The University and College Union has called off a threatened ballot for industrial action after weeks of talks with employers.
The union said it had considered action over four issues: employer threats of a pay freeze for 2009-10; the undermining of national pay bargaining by allowing universities to opt out of national negotiating machinery; the threat to the UCU's ability to take industrial action at a time of its choosing by a new negotiating timetable; and the "lack of opportunity for unions to discuss issues relevant to distinct occupations across higher education", under a planned single bargaining table for all campus unions.
On 13 March, following the last of a series of talks mediated by the Advisory, Conciliation and Arbitration Service (Acas), the UCU issued a press release saying it will not ballot for industrial action as the Universities and Colleges Employers Association (Ucea) had "ruled out a pay freeze" for August 2009.
Ucea immediately issued its own release, saying this was inaccurate. "Ucea has no policy in relation to the 2009 pay position," it says. "That policy is ... being formulated through a consultation process with Ucea members, and will not be completed until late March."
Ucea writes that other points of "clarification" agreed with the UCU are also "subject to approval by all other higher education unions and the Ucea board", which was continuing as Times Higher Education went to press.
Michael MacNeil, the UCU's national head of higher education, said that under the agreed arrangements, the union would be able to take industrial action whenever it wanted.
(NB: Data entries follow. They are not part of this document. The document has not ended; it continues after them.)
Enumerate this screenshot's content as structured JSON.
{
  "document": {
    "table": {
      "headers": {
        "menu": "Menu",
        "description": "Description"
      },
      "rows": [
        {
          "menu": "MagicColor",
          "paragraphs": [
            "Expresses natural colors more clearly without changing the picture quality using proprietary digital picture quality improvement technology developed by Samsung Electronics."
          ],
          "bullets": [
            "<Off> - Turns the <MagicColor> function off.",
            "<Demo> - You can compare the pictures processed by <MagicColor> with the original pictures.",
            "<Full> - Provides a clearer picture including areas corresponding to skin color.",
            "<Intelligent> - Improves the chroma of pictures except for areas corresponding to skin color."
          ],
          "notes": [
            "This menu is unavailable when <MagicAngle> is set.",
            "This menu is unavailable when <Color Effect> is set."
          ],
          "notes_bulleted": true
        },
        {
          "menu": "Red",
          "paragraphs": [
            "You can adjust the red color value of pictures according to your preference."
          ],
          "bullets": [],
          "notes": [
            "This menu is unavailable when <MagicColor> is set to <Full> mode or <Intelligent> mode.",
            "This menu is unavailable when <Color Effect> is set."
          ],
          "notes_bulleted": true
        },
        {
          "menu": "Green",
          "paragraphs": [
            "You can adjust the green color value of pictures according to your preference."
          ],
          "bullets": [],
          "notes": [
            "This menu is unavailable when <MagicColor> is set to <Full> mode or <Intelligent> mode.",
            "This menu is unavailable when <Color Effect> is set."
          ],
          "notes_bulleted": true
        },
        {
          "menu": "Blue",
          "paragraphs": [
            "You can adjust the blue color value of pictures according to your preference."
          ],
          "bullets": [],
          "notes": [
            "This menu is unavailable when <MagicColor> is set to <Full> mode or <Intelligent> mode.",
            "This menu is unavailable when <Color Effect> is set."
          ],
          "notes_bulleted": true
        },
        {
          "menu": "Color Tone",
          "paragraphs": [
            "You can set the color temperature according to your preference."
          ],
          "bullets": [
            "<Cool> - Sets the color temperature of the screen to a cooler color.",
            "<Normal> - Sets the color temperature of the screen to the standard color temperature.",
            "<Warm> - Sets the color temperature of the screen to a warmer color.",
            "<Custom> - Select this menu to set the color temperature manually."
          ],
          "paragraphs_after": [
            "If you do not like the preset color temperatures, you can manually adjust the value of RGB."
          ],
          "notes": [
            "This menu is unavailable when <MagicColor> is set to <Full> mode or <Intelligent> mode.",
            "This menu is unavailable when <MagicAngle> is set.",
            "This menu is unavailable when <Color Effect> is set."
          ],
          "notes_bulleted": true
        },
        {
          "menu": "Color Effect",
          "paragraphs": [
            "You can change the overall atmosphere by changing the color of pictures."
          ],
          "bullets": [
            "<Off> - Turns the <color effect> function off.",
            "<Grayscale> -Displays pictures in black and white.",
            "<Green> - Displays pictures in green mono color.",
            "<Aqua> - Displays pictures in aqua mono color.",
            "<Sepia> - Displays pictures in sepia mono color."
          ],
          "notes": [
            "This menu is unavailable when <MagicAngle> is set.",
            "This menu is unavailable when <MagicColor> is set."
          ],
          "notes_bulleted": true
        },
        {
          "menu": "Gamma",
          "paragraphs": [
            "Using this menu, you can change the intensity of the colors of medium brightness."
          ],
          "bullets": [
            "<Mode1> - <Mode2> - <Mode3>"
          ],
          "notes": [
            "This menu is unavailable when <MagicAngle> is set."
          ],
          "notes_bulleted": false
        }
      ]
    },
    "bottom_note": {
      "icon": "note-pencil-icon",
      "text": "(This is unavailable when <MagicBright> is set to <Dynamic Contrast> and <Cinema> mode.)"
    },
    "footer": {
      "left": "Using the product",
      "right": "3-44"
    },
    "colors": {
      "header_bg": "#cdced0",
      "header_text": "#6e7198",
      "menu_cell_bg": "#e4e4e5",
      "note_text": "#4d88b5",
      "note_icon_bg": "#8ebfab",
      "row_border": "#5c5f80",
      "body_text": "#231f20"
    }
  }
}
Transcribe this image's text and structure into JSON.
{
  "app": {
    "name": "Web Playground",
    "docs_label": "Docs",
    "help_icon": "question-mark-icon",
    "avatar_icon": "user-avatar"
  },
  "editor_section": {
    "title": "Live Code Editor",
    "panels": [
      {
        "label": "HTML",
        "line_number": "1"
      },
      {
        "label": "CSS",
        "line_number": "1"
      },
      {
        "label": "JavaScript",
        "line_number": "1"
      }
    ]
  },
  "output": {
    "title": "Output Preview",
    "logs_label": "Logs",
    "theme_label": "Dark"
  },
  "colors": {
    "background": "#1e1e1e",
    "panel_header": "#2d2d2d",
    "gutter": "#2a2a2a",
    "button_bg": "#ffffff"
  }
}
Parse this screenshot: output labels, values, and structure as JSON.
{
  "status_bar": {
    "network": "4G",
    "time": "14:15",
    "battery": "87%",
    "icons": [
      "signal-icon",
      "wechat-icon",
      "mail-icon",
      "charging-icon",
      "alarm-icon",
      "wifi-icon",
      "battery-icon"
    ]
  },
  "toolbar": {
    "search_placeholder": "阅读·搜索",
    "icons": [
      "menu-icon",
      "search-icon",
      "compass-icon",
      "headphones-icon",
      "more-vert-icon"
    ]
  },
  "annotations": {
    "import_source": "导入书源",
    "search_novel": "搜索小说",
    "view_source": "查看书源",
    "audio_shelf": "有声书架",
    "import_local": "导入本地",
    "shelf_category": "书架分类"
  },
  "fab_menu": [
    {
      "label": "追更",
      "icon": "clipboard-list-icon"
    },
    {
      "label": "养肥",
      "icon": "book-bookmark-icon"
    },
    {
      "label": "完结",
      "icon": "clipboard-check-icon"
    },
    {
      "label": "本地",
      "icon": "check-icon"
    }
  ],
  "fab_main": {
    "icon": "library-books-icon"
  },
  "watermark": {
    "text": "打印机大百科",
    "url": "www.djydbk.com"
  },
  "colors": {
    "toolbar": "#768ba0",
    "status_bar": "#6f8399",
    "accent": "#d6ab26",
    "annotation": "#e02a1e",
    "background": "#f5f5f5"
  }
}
The earlier proposals prevented balloting for industrial action during the disputes procedure. A review of the negotiating timetable will now take place in June, facilitated by Acas.
The union had persuaded Ucea to "soften" its stance in opposition to a separate subcommittee for academics, Mr MacNeil said. "We've introduced a notion of 'reasonableness'. If representatives of a distinct occupational group want to set up a subcommittee to discuss a matter that relates to them, the other parties will accede to that ... request."